A healthy headspace for Sydney’s youth

Young people between 12 and 25 living in South Sydney and the inner west look set to get a better deal on mental health services in the lead-up to National Mental Health Week.

This follows a link-up of headspace, the National Youth Mental Health Foundation, with it’s counterpart in Central Sydney.

Headspace Central Sydney Youth coordinator, Michelle Lampis, said the foundation is one of the first projects that directly address mental health issues for this age bracket.
‘The idea is that there has been a recognised gap for this age group,’ Ms Lampis said. Generally you fall into the adult services or the child services and they are very different.’

Headspace will utilise the already existing youth services centres of YouthBlock in Camperdown and South Sydney Youth Services (SSYS) in Waterloo and Marrickville Youth Resourc Centre (MYRC).

Since its inception, in 2005, headspace has worked in partnership with four other key mental health services throughout Australia, including the Brain Mind Research Institute (BMRI) at the University of Sydney, which hosts headspace Central Sydney.

Ms Lampis plans to work directly with ten newly-hired young people from the area ‘ all who have been exposed to drugs, alcohol and had mental health difficulties ‘ to create a reference group that will unearth innovative ways to engage young people.
‘We want young people to tell us what young people want,’ she said.

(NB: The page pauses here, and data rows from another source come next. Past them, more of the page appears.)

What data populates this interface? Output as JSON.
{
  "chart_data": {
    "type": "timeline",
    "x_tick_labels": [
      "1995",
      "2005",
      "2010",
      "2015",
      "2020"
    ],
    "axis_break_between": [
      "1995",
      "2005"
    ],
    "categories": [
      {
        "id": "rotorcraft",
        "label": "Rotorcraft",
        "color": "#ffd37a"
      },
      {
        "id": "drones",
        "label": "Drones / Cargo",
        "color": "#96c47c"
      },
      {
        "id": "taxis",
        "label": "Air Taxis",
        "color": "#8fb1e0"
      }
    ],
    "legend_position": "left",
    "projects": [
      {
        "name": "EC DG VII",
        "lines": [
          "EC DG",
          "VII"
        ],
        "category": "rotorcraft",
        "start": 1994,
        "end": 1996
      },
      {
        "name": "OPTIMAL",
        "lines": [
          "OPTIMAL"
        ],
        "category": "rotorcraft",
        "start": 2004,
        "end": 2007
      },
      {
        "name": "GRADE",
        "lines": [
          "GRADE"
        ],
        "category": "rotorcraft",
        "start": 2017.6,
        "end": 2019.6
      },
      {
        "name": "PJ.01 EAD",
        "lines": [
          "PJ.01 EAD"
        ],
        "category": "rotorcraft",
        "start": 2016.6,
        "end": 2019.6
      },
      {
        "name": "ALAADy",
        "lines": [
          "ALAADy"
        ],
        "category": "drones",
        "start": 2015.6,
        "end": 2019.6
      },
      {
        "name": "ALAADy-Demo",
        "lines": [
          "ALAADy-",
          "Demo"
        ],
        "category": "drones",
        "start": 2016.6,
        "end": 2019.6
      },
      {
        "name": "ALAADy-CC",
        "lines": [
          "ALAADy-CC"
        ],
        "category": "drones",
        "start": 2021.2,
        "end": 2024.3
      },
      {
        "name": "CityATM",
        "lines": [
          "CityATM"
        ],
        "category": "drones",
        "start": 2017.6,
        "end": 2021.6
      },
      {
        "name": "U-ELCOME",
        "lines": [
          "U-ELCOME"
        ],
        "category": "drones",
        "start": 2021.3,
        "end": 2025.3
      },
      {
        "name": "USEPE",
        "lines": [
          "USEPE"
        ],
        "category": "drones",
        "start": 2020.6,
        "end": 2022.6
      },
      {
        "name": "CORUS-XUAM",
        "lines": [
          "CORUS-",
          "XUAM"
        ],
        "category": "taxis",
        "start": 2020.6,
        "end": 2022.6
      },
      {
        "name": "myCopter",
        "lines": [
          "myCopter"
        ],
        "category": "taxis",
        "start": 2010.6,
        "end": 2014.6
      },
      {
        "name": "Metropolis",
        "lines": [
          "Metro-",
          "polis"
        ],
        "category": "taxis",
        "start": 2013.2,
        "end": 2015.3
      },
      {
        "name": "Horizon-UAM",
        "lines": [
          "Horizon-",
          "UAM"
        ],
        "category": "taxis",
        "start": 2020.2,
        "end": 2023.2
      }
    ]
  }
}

Jodie Sirone from BMRI says learning to recognise the signs and encouraging early intervention is exactly what headspace are addressing.
‘Mental health is a great crisis in Australia,’ Ms Sirone said. ‘More people in Sydney have mental health issues than have diabetes. We need to remove the stigma to endeavour to address this problem.

‘I really want to see us get to the point where you can sit and have decent conversations with people about mental health, its implications and the treatments available.’

Rupert Noffs, development manager at the Ted Noffs Foundation ‘ which will be working closely with headspace ‘ says connecting with young people on their level is the most effective channel through which to reach them.
‘Using Art and music as a communication tool is so integral in reaching youth. Noffs, which offers both holistic and clinical services for young people, like headspace, uses this creativity to build positive relationships with the young people.’

Mental Health Week NSW runs October 5-11, and will kick off with the Healthy Mind Festival at Martin Place on October 8 from 12-2pm.